2. Politiques migratoires souverainistes

La politique migratoire de l’Union Africaine, en dépit des demandes convergentes sur la nécessité de contribuer au développement des pays africains pour freiner l’immigration et notamment la fuite des cerveaux, reste peu lisible. Selon R. Likibi (2010, p. 30), « l’Union Africaine apparaît paralysée par ses divisions ». Elle est incapable de résoudre les conflits nés sur son continent, de combattre les trafics de femmes et d’enfants.  Elle a élaboré des chartes de protection des migrants et des réfugiés qu’elle n’applique pas. Pourtant, partout dans le monde, la mondialisation des migrations n’est que superficiellement affectée par les politiques de maîtrise des flux et d’intégrations engagées par les pays d’accueil. À en croire J. F. Hollifield (1997, p. 7) « La montée des flux migratoires amène les gouvernements démocratiques à revoir leurs politiques de contrôle et l’accroissement des politiques étrangères déclenche des crises d’intégration, de pluralité des cultures et d’identité nationale ». Durant ces dernières années, face à une déferlante vague migratoire redoutée qui ne s’est pas produite, on a tendu à considérer que la fermeture des frontières était un cadre général et permanent alors que les principes des droits de l’homme rappellent le droit de quitter tout pays y compris le sien.
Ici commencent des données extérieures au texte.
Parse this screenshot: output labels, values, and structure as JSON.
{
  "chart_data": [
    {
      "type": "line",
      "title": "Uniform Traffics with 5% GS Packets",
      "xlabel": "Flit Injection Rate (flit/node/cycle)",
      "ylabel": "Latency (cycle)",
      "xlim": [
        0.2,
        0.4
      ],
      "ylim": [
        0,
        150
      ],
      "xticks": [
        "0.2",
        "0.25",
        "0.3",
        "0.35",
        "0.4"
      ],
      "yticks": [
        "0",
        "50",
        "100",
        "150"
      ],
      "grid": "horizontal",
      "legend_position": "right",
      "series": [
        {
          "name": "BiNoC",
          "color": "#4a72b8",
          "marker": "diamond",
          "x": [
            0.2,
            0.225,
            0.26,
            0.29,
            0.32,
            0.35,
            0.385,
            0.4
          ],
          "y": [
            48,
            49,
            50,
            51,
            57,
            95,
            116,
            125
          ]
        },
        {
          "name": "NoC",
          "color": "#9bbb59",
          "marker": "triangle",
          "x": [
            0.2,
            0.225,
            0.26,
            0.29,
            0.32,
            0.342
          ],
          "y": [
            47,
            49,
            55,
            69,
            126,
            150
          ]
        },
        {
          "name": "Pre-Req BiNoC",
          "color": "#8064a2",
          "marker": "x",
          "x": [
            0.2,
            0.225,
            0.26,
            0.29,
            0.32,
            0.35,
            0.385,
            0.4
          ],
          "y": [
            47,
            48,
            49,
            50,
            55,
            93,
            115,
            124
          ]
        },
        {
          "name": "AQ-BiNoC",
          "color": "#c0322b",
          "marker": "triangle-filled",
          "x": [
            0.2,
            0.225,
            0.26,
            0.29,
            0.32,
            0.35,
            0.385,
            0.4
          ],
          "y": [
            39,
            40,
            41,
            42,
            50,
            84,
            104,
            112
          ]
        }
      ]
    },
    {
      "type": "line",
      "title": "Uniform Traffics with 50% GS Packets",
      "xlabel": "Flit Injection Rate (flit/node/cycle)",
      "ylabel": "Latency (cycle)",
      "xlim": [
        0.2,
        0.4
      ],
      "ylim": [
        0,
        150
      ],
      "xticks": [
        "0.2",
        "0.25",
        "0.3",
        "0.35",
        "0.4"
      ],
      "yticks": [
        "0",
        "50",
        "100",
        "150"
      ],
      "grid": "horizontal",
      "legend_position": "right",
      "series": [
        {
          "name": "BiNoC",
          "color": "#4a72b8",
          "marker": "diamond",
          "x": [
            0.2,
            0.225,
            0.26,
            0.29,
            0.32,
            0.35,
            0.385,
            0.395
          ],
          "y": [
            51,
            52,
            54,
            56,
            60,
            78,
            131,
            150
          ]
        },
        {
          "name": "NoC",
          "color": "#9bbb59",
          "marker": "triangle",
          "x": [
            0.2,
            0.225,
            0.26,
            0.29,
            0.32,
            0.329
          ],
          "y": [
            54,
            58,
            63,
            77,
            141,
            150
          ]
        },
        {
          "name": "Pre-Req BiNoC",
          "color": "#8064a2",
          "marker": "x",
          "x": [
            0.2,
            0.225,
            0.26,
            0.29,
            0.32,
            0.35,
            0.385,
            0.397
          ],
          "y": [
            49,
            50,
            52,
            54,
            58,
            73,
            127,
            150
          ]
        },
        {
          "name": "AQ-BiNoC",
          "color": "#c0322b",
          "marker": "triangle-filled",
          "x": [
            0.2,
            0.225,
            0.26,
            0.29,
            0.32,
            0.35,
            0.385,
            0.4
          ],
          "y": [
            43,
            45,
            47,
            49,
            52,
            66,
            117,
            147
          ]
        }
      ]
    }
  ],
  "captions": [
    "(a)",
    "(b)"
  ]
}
Toutefois, la Déclaration universelle des droits de l’homme de 1948, mentionne le droit d’émigrer mais pas celui d’immigrer, sauf pour les demandeurs d’asile qui ne peuvent être refoulés. Si la Convention de Genève de 1951 relative au statut des réfugiés les protège, elle ne s’applique pas à ceux dont la vie est menacée du fait de la dégradation de leur environnement ou de la perte de leurs moyens de subsistance. Comme le fait remarquer J. F. Hollifield (1997, p. 105-106),

Il nous semble invraisemblable que les Droits de l’Homme ainsi que les droits civiques les plus fondamentaux (par exemple l’égalité de tous devant la loi) soient simplement suspendus pour les non-citoyens. Les conditions suffisantes (politiques) pour que l’immigration continue, qui sont étroitement liées aux institutions et aux lois de l’État libéral et républicain, vont donc persister, selon toute vraisemblance, même si ces institutions et ces lois sont affaiblies par les attaques venant de l’extrême droite et le manque de soutien populaire.

La plupart des pays européens sont parvenus à esquiver leurs obligations internationales en les sabotant à coups de murs érigés et de frontières fermées, ou encore de réglementations exceptionnelles et d’amendements législatifs mus essentiellement par l’absence de mobilisation d’un minimum de moyens permettant d’accueillir dignement les demandeurs d’asile.  Selon G. Noiriel (1991, p. 311), « La force politique d’une démocratie se manifeste à sa capacité d’écarter ou de tenir éloigné l’étranger et le non-semblable, celui qui menace son homogénéité ». D. Bigo (1992) voit, dans le même sens, une Europe des polices et de la sécurité intérieure.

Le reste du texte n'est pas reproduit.